For our last day in the Galapagos, National Geographic Islander II navigated towards San Cristobal Island. Also known as Chatham, San Cristobal is the fifth largest island at 557 square kilometers. Besides its peculiar geologic formation, the island is the easternmost point of the archipelago and is home to the capital.

By morning, National Geographic Islander II was anchored at Punta Pitt on the northeastern side of the island. We made a wet landing on a colorful, 90-meter, ash and olivine beach for a 1.6 km walk along the rim of a tuff cone. We had the unique opportunity to spot three species of boobies found in the Galapagos.

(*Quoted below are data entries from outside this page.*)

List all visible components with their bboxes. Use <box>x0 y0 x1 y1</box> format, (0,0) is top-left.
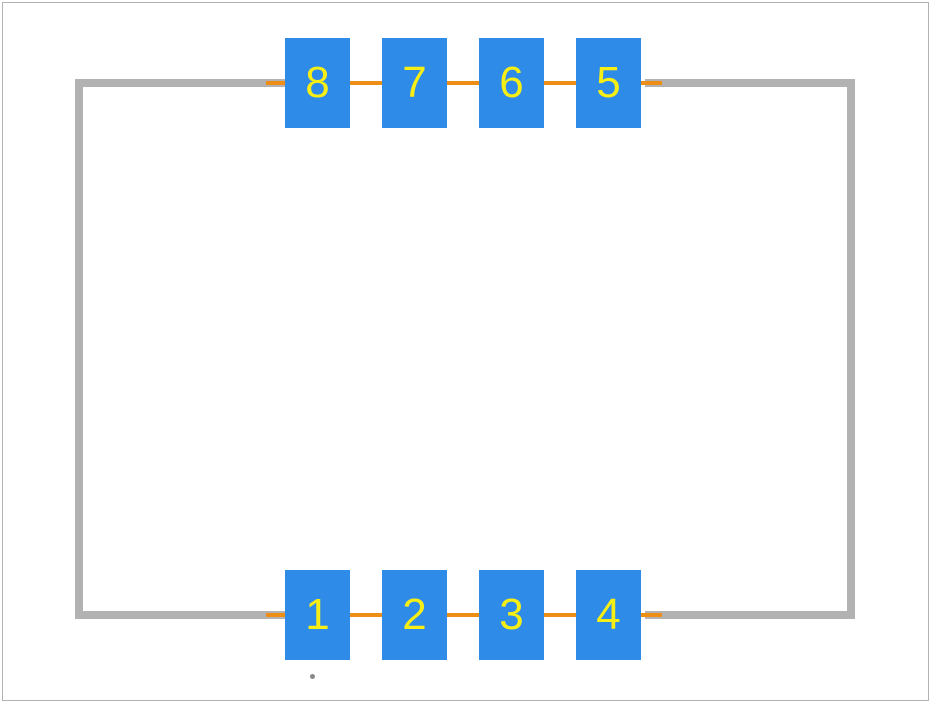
outline-left <box>75 79 83 619</box>
canvas-frame <box>2 2 929 701</box>
pad-6: 6 <box>479 38 544 128</box>
outline-bot-left <box>75 611 285 619</box>
pad-8: 8 <box>285 38 350 128</box>
pad-2: 2 <box>382 570 447 660</box>
outline-top-right <box>645 79 855 87</box>
pad-4-label: 4 <box>596 590 620 640</box>
pad-2-label: 2 <box>402 590 426 640</box>
outline-bot-right <box>645 611 855 619</box>
pad-3: 3 <box>479 570 544 660</box>
pad-4: 4 <box>576 570 641 660</box>
pad-6-label: 6 <box>499 58 523 108</box>
pad-3-label: 3 <box>499 590 523 640</box>
pad-1: 1 <box>285 570 350 660</box>
pin1-marker <box>310 674 315 679</box>
pad-7: 7 <box>382 38 447 128</box>
pad-5: 5 <box>576 38 641 128</box>
outline-top-left <box>75 79 285 87</box>
pad-5-label: 5 <box>596 58 620 108</box>
outline-right <box>847 79 855 619</box>
pad-8-label: 8 <box>305 58 329 108</box>
pad-1-label: 1 <box>305 590 329 640</box>
pad-7-label: 7 <box>402 58 426 108</box>
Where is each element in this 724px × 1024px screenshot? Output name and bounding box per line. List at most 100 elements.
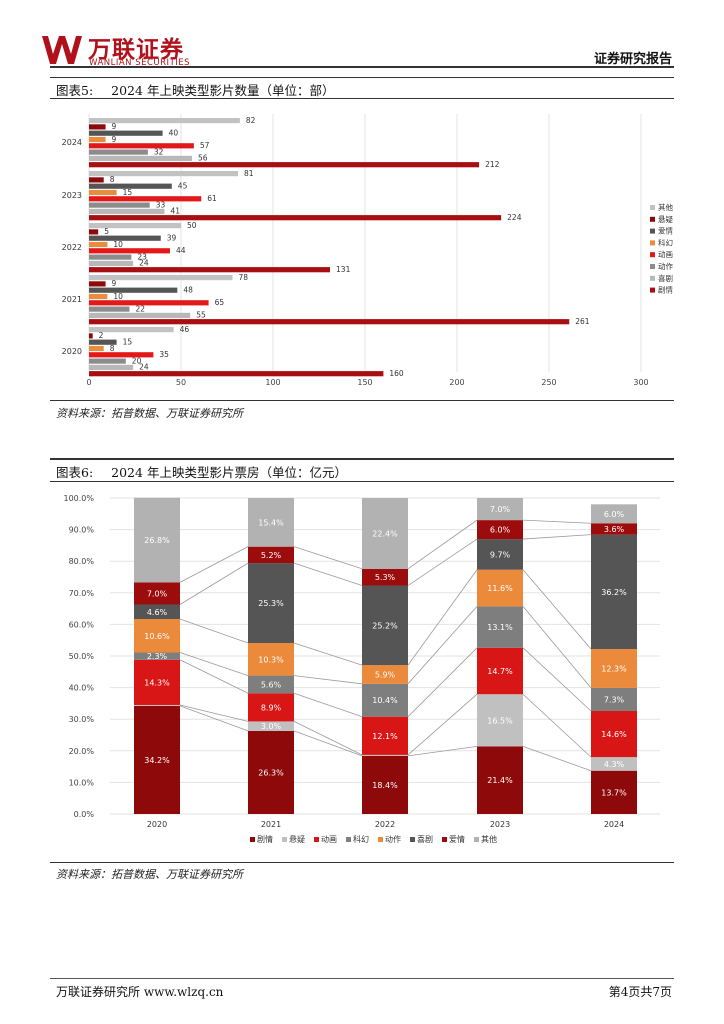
segment-2023-剧情: [477, 746, 523, 814]
bar-value-2023-剧情: 224: [507, 213, 522, 222]
segment-2022-爱情: [362, 568, 408, 586]
series-connector-3-5: [522, 534, 592, 540]
figure5-top-rule: [50, 77, 674, 78]
legend-label-剧情: 剧情: [658, 285, 673, 295]
x-tick-label-200: 200: [449, 378, 464, 387]
x-category-label-2024: 2024: [604, 820, 624, 829]
segment-label-2023-动画: 14.7%: [487, 667, 513, 676]
series-connector-0-5: [179, 562, 249, 605]
series-connector-2-4: [407, 569, 478, 666]
bar-value-2020-科幻: 8: [110, 344, 115, 353]
segment-2021-爱情: [248, 546, 294, 564]
figure5-caption-title: 2024 年上映类型影片数量（单位：部）: [111, 83, 335, 98]
y-tick-label-6: 60.0%: [69, 620, 95, 629]
y-tick-label-10: 100.0%: [63, 494, 94, 503]
series-connector-1-0: [293, 730, 363, 757]
segment-2020-其他: [134, 497, 180, 583]
segment-2020-喜剧: [134, 604, 180, 620]
bar-value-2024-悬疑: 9: [112, 122, 117, 131]
legend-swatch-其他: [650, 205, 655, 210]
footer-page-number: 第4页共7页: [608, 985, 672, 999]
bar-value-2022-动画: 44: [176, 246, 186, 255]
bar-2024-悬疑: [89, 124, 106, 130]
legend-label-动作: 动作: [385, 834, 401, 844]
report-type-title: 证券研究报告: [593, 52, 672, 67]
segment-label-2021-爱情: 5.2%: [261, 551, 282, 560]
segment-label-2021-悬疑: 3.0%: [261, 722, 282, 731]
figure6-caption-label: 图表6:: [56, 465, 94, 480]
legend-label-其他: 其他: [481, 834, 497, 844]
bar-value-2021-科幻: 10: [113, 292, 123, 301]
bar-value-2021-喜剧: 55: [196, 311, 206, 320]
bar-2021-喜剧: [89, 312, 191, 318]
bar-value-2020-剧情: 160: [389, 369, 404, 378]
segment-2024-悬疑: [591, 757, 637, 771]
legend-label-喜剧: 喜剧: [658, 273, 673, 283]
bar-2022-喜剧: [89, 260, 134, 266]
segment-2021-其他: [248, 498, 294, 547]
segment-2023-动画: [477, 647, 523, 695]
bar-value-2024-剧情: 212: [485, 160, 500, 169]
legend-label-其他: 其他: [658, 202, 673, 212]
segment-2022-剧情: [362, 755, 408, 814]
bar-2024-其他: [89, 118, 240, 124]
segment-label-2022-爱情: 5.3%: [375, 573, 396, 582]
series-connector-2-2: [407, 647, 478, 717]
bar-2021-爱情: [89, 287, 178, 293]
series-connector-3-1: [522, 693, 592, 758]
segment-2022-科幻: [362, 683, 408, 717]
bar-2021-动画: [89, 300, 209, 306]
bar-value-2021-动画: 65: [215, 298, 225, 307]
bar-2023-科幻: [89, 189, 117, 196]
bar-value-2023-科幻: 15: [123, 188, 133, 197]
bar-2023-爱情: [89, 183, 172, 189]
segment-label-2021-动作: 10.3%: [258, 655, 284, 664]
legend-label-悬疑: 悬疑: [289, 834, 305, 844]
brand-logo: 万联证券 WANLIAN SECURITIES: [40, 30, 200, 70]
segment-label-2021-剧情: 26.3%: [258, 768, 284, 777]
bar-value-2022-剧情: 131: [336, 265, 351, 274]
bar-value-2023-悬疑: 8: [110, 175, 115, 184]
segment-label-2021-其他: 15.4%: [258, 518, 284, 527]
bar-2023-喜剧: [89, 208, 165, 214]
y-tick-label-5: 50.0%: [69, 652, 95, 661]
segment-2022-动作: [362, 665, 408, 684]
segment-2021-悬疑: [248, 721, 294, 731]
x-tick-label-50: 50: [176, 378, 186, 387]
figure5-caption-rule: [50, 98, 674, 99]
segment-label-2024-动画: 14.6%: [601, 730, 627, 739]
bar-value-2024-喜剧: 56: [198, 154, 208, 163]
bar-2024-爱情: [89, 130, 163, 136]
segment-2024-动作: [591, 649, 637, 688]
series-connector-3-6: [522, 519, 592, 524]
bar-value-2021-其他: 78: [239, 273, 249, 282]
series-connector-2-0: [407, 745, 478, 757]
segment-label-2020-动画: 14.3%: [144, 678, 170, 687]
legend-swatch-悬疑: [650, 216, 655, 222]
bar-value-2022-动作: 23: [137, 252, 147, 261]
figure6-stacked-bar-chart: 0.0% 10.0% 20.0% 30.0% 40.0% 50.0% 60.0% 70.0% 8…: [63, 494, 660, 844]
bar-value-2022-爱情: 39: [167, 234, 177, 243]
y-tick-label-7: 70.0%: [69, 589, 95, 598]
bar-value-2023-喜剧: 41: [170, 207, 180, 216]
segment-label-2022-剧情: 18.4%: [372, 781, 398, 790]
bar-value-2020-其他: 46: [180, 325, 190, 334]
bar-value-2024-其他: 82: [246, 116, 256, 125]
segment-2024-爱情: [591, 523, 637, 535]
bar-2020-科幻: [89, 345, 104, 352]
bar-value-2020-悬疑: 2: [99, 331, 104, 340]
series-connector-3-4: [522, 569, 592, 650]
legend-label-喜剧: 喜剧: [417, 834, 433, 844]
series-connector-1-5: [293, 562, 363, 586]
bar-2022-动作: [89, 254, 132, 260]
bar-2024-科幻: [89, 136, 106, 143]
x-tick-label-300: 300: [633, 378, 648, 387]
y-tick-label-1: 10.0%: [69, 778, 95, 787]
segment-2023-悬疑: [477, 694, 523, 747]
legend-swatch-动画: [314, 837, 319, 842]
bar-2020-悬疑: [89, 333, 93, 339]
legend-swatch-其他: [474, 837, 479, 842]
bar-2023-动画: [89, 196, 202, 202]
bar-2022-悬疑: [89, 229, 99, 235]
segment-label-2024-悬疑: 4.3%: [604, 760, 625, 769]
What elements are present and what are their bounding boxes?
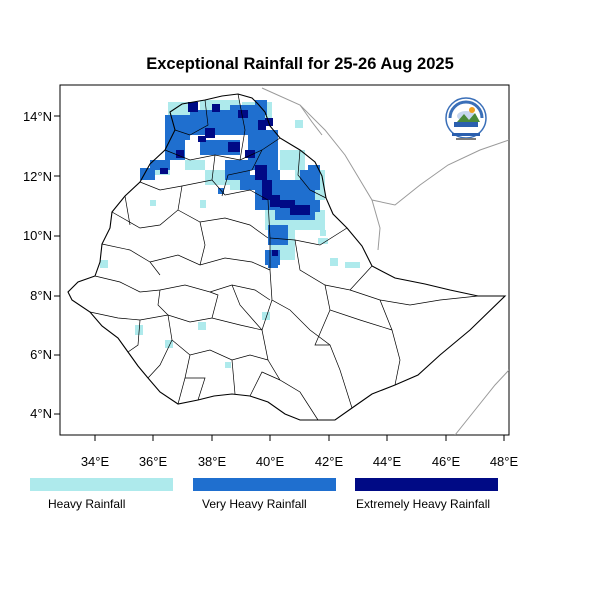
rainfall-cell: [188, 102, 198, 112]
rainfall-cells: [100, 100, 360, 368]
rainfall-cell: [198, 136, 206, 142]
x-tick-label: 46°E: [432, 454, 461, 469]
rainfall-cell: [205, 128, 215, 138]
legend-label-extremely-heavy: Extremely Heavy Rainfall: [356, 497, 491, 511]
rainfall-cell: [280, 150, 305, 170]
rainfall-cell: [185, 160, 205, 170]
rainfall-cell: [270, 195, 280, 207]
legend-swatch-extremely-heavy: [355, 478, 498, 491]
y-axis-labels: 14°N 12°N 10°N 8°N 6°N 4°N: [23, 109, 52, 421]
rainfall-cell: [318, 238, 328, 244]
x-tick-label: 36°E: [139, 454, 168, 469]
rainfall-cell: [100, 260, 108, 268]
map-title: Exceptional Rainfall for 25-26 Aug 2025: [146, 55, 454, 73]
axis-ticks: [54, 115, 505, 441]
y-tick-label: 4°N: [30, 406, 52, 421]
rainfall-cell: [140, 168, 155, 180]
y-tick-label: 6°N: [30, 347, 52, 362]
x-tick-label: 38°E: [198, 454, 227, 469]
agency-logo-icon: [445, 97, 487, 140]
admin-boundaries: [89, 93, 479, 421]
x-tick-label: 40°E: [256, 454, 285, 469]
rainfall-cell: [198, 322, 206, 330]
legend-label-heavy: Heavy Rainfall: [48, 497, 126, 511]
country-outline: [67, 93, 507, 421]
y-tick-label: 12°N: [23, 169, 52, 184]
rainfall-cell: [165, 340, 173, 348]
rainfall-cell: [160, 168, 168, 174]
y-tick-label: 14°N: [23, 109, 52, 124]
x-tick-label: 34°E: [81, 454, 110, 469]
x-axis-labels: 34°E 36°E 38°E 40°E 42°E 44°E 46°E 48°E: [81, 454, 519, 469]
rainfall-cell: [268, 260, 278, 268]
x-tick-label: 42°E: [315, 454, 344, 469]
rainfall-cell: [176, 150, 184, 158]
rainfall-cell: [345, 262, 360, 268]
rainfall-cell: [280, 200, 295, 208]
x-tick-label: 44°E: [373, 454, 402, 469]
rainfall-cell: [165, 115, 190, 140]
legend-swatch-very-heavy: [193, 478, 336, 491]
rainfall-cell: [295, 120, 303, 128]
rainfall-cell: [290, 205, 310, 215]
rainfall-cell: [272, 250, 278, 256]
rainfall-cell: [212, 104, 220, 112]
legend-label-very-heavy: Very Heavy Rainfall: [202, 497, 307, 511]
rainfall-cell: [150, 160, 170, 170]
rainfall-cell: [262, 180, 272, 200]
legend-swatch-heavy: [30, 478, 173, 491]
rainfall-cell: [150, 200, 156, 206]
rainfall-cell: [218, 188, 224, 194]
rainfall-cell: [228, 142, 240, 152]
x-tick-label: 48°E: [490, 454, 519, 469]
y-tick-label: 8°N: [30, 288, 52, 303]
rainfall-cell: [245, 150, 255, 158]
rainfall-cell: [258, 120, 266, 130]
rainfall-cell: [268, 225, 288, 245]
rainfall-cell: [308, 165, 320, 175]
rainfall-cell: [262, 312, 270, 320]
rainfall-cell: [262, 150, 277, 160]
rainfall-cell: [200, 200, 206, 208]
rainfall-cell: [330, 258, 338, 266]
rainfall-cell: [238, 110, 248, 118]
y-tick-label: 10°N: [23, 228, 52, 243]
rainfall-cell: [255, 165, 267, 180]
rainfall-cell: [320, 230, 326, 236]
rainfall-cell: [225, 362, 231, 368]
neighbor-borders: [261, 87, 509, 435]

After the refreshing water activities at Punta Pitt, National Geographic Islander II headed toward our next destination, Cerro Brujo. At this visitors’ site, guests enjoyed the peaceful waters of the Pacific Ocean while admiring a beautiful combination of contrasting blues, blacks, greens, and browns from the coastline and the distant tuff formation.

After a wonderful and full last day in the Galapagos, we ended the day with a unique and historical view of mythical Kicker Rock. This eroded tuff cone worked as a nautical point for historical characters like James Colnett, Charles Darwin, and David Porter. Nowadays, it is the emblem of San Cristobal’s tourism.